Analyse
Dividendes : une certaine confusion il y a 7 ans - mardi 2 mars 2010
Vous attendez un dividende de "votre" entreprise. Mais rien ne vient. Frustrant ! Que devez-vous en penser ?

Interrogations des  investisseurs partagés entre «c’est le signe que la situation est difficile et le restera encore» et «l’entreprise conserve ses liquidités, c’est une sage décision en temps de crise». Entre le souci de rémunérer l’actionnaire et celui de préserver ses liquidités, l’entreprise est prise entre deux feux.  

Dividendes : quelles informations envoyées ?
· Le rôle du dividende est plus large que la rémunération de l’actionnaire. Il est le signal envoyé par l’entreprise quant à la marche de ses affaires et donc scruté avec attention. Très schématiquement, une entreprise qui s’estime capable d’améliorer ses résultats les prochaines années augmentera son dividende. C’est le choix fait il y a quelques semaines par l’assureur Zurich Financial Services qui a augmenté de 45 % son dividende pour 2009. A contrario, l’entreprise en difficulté ou voyant les nuages s’accumuler à l’horizon sera tentée de supprimer ou de réduire son dividende pour conserver ses liquidités et renforcer son bilan.  L’allemand Daimler a annoncé que l’actionnaire sera privé de dividende au titre de 2009 compte tenu de ses piètres résultats.
· Le dividende a donc une fonction de signal. La question de son interprétation est plus délicate et dépend pour une bonne part de la situation de l’entreprise. Ainsi, quand Daimler supprime son dividende 2009 tout en affirmant vouloir en distribuer de nouveau l’année prochaine, l’investisseur doit-il en déduire que les problèmes ne sont que temporaires ? Et jusqu’où doit-il doit faire confiance à l’entreprise ? Après tout, les banques ont été jusqu’à distribuer 60 % de leurs profits avant la crise. Celle-ci a permis de découvrir que les résultats dégagés par le secteur étaient de mauvaise qualité et le niveau de dividende intenable.  
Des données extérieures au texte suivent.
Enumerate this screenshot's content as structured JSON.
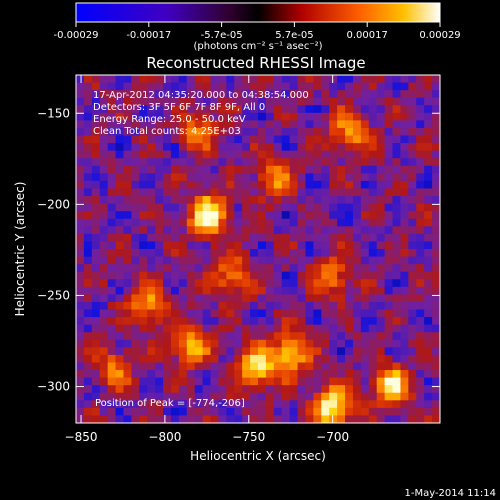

Dividende en 2009, 2010 et 2011
Au titre de 2009, les entreprises de notre sélection pour la zone euro (hors valeurs financières) paieront un dividende en recul de 16 % par rapport à 2008. Sans aller jusqu’à supprimer leur dividende comme Daimler, elles préfèrent conserver des liquidités en réserve pour mieux renforcer leurs bilans et se désendetter à l’image de Lafarge (stabilité du dividende à 2 EUR) ou de Schneider qui réduit le sien à 2,05 EUR après trois années au-dessus des 3 EUR. Pour autant que nous n’assistions pas à une rechute de l’économie, la hausse attendue du dividende se montera à 9 %  pour 2010 et à 12 % pour 2011.  

Quels rendements ?
L’investisseur désireux de recevoir régulièrement un dividende s’intéresse aux rendements des titres. Pour nombre d’entreprises, les rendements (rapport entre le dividende et le cours de bourse) de 2009 n’ont plus grand chose à voir avec ceux de l’année dernière. Soit leur dividende a été largement raboté comme pour la Société Générale (de 1,1 à 0,25 EUR), soit le cours est remonté rapidement comme pour LVMH, réduisant le rendement. Des actions à l’achat dans notre sélection offrent encore des rendements élevés même si nous n’en faisons pas un critère unique de sélection. C’est le cas notamment de GlaxoSmithKline (5 % brut), EDP Renovaveis (4,8 %) DuPont (4,9 %) ou encore Zurich Financial Services (6 %). Au niveau sectoriel, c’est le secteur télécom qui se montre le plus généreux avec des rendements supérieurs à 5 %.